On Long Haul Flights Seat Size Does Matter
Every year airlines seek to improve profits, minimise costs and provide a better return for investors and shareholders. In a time when long haul airlines needs to squeeze everything out of every airline seat we are seeing the squeeze of that seat becoming more prevalent. Our resident writer Gail Palethorpe shares her thoughts on how size does matter on the long haul flight as the airline seats get smaller.
Talk about rubbing shoulders with strangers, it is getting a bit too personal when flying, especially if your co-passenger forgot to put his or her deodorant on or hasn't washed their clothes in six months. Along with the diminishing seat size, the armrests and aisles are being trimmed down as well. Maybe the new accessory for flying will be elbow pads for everyone in an aisle seat, to protect you from the meal/drink trolleys. Surely there are health and safety issues that need to be considered or are the airlines prepared to foot the bill for a lot of smashed into elbows and for those with long legs, a foot or two might be injured along the way.
So, with my shoulders being 15 inches wide and I am not a big person by any means, at least there will be two inches, one on either side to spare in my seat. Of course, that is providing the person that sits beside me does not encroach into my personal seat allocation space with his or her bigger shoulders. I am wondering if shoulders are going to be the next thing to be measured before you get onto a plane. Can the airlines start weighing people as well? Oops, sorry, you will have to buy two seats because your shoulders or your backside are too wide to fit into one. Now, that would increase the revenue for the airlines in a more comfortable fashion for its travellers. Small people can then be rest assured that their seat is theirs and they don't have to "share" their seat with the larger person beside them. It wont just be a case of rubbing shoulders, it will be rubbing backsides as well.

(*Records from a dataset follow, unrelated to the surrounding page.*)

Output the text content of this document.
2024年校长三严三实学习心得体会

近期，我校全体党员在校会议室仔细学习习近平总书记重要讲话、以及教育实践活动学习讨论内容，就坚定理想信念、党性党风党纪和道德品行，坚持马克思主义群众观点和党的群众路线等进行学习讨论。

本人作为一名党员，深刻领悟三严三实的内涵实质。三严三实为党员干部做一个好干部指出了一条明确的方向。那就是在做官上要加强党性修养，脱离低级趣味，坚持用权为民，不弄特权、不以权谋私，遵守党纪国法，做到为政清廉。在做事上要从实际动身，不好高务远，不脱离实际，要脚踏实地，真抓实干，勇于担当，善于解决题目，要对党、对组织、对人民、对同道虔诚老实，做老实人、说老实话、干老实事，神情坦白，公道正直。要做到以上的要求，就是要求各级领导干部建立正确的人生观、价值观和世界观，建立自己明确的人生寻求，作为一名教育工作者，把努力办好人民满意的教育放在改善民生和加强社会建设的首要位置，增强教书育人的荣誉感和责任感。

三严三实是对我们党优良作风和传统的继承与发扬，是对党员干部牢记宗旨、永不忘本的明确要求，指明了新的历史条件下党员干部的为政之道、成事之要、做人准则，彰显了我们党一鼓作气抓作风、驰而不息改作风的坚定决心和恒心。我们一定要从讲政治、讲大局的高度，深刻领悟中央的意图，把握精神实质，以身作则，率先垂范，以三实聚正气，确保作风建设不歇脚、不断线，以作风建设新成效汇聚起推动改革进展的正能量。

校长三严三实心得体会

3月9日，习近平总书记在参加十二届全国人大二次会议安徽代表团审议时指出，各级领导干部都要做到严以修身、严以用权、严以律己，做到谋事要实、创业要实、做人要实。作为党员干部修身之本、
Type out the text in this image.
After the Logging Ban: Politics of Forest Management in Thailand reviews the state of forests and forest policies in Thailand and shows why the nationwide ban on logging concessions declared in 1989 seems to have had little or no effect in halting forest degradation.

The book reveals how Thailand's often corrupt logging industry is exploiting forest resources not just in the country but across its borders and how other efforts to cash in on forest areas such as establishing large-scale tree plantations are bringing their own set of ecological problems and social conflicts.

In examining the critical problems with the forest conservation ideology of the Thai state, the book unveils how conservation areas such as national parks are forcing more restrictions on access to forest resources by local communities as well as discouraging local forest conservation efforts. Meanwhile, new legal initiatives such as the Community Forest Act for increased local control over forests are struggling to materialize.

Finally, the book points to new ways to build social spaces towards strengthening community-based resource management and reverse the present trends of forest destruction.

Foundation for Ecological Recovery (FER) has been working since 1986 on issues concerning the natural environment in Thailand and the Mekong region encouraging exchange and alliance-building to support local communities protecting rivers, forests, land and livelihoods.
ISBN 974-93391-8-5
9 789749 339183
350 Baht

Firstly the airlines encouraged all the airplane etiquette challenged passengers to jump on their planes with the lure of cheap international seats. Now, not content with the flying cattle class profit margin, they are endeavouring to lure back the cashed up person with the temptation of "premium" economy and business class flat beds on long haul flights. Correct me if I am wrong but haven't they just redefined the good old economy, business and first class seat definitions by slipping in "premium economy". So with three "premium" areas that require more space, it is being taken from the cheapo area in the back of the plane.
The plane makers are not taking the blame for this development as they state that they only design the planes and the individual airlines decide their own interior configuration. In fact the plane makers busily come up with passenger comforts that cannot be altered by the airlines such as larger windows, so they are claiming "good guy" status.
One airline spokes person claims that so long as passengers are fed and have electronic gadgets to play with or movies to watch, people are happy. Which is probably the truth in most cases.
As a UK based budget airline once muted, I am waiting for an airline to introduce "stand up" class with a harness attached to the roof. Just imagine a plane where people could have a choice of luxuriating in a comfortable armchair size seat, lying down on a flat bed, sitting up squashed in like sardines or hanging from the roof like bats with no seat. To top it off, the width of your shoulders and your weight/size determine the price that you pay for your flight.